Published in final edited form as: Nat Biomed Eng. 2023 Jun 28;7(6):719–742. doi: 10.1038/s41551-023-01056-8

Fig. 2 |. Strategies for mitigating disparate impact.

Fig. 2 |

a, For under-represented samples in the training and test datasets, importance weighting can be applied to reweight the infrequent samples so that their distribution matches in the two datasets. The schematic shows that, before importance reweighting, a model that overfits to samples with a low tumour volume in the training distribution (blue) underfits a test distribution that has more cases with large tumour volumes.
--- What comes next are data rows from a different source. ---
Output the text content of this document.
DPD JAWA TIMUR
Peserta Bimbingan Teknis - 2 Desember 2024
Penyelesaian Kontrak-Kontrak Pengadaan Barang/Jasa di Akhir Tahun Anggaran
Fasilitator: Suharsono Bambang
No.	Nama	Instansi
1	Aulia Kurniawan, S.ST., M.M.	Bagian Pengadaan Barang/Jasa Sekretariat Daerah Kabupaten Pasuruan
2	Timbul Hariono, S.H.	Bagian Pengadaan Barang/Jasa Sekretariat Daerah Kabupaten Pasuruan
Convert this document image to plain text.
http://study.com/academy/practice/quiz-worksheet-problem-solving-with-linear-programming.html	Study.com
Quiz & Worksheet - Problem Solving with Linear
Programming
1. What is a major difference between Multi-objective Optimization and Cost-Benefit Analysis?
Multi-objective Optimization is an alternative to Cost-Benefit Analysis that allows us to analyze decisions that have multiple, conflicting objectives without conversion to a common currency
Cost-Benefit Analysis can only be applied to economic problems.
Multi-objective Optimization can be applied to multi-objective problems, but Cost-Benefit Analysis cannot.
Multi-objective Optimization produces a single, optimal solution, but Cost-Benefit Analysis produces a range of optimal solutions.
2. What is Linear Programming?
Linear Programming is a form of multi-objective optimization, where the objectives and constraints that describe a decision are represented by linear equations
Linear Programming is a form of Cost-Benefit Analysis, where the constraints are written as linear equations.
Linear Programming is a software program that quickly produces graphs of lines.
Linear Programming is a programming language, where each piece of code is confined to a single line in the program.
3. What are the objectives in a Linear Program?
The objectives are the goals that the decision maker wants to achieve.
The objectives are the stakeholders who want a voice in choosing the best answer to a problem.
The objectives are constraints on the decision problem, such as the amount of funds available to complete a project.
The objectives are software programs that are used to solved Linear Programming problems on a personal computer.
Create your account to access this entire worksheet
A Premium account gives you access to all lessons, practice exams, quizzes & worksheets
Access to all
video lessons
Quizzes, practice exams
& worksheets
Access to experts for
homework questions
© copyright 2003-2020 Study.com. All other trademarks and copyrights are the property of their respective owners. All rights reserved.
For the model to better fit the test distribution, importance reweighting can be used to increase the importance of the cases with large tumour volumes (denoted by larger image sizes). b, To remove protected attributes in the representation space of structured data (CT imaging data or text data such as intensive care unit (ICU) notes), deep-learning algorithms can be further supervised with the protected attribute used as a target label, so that the loss function for the prediction of the attribute is maximized. Such strategies are also referred to as ‘debiasing’. Clinical images can include subtle biases that may leak protected-attribute information, such as age, gender and self-reported race, as has been shown for fundus photography and chest radiography. Y and A denote, respectively, the model’s outcome and a protected attribute. LSTM, long short-term memory; MLP, multilayer perceptron.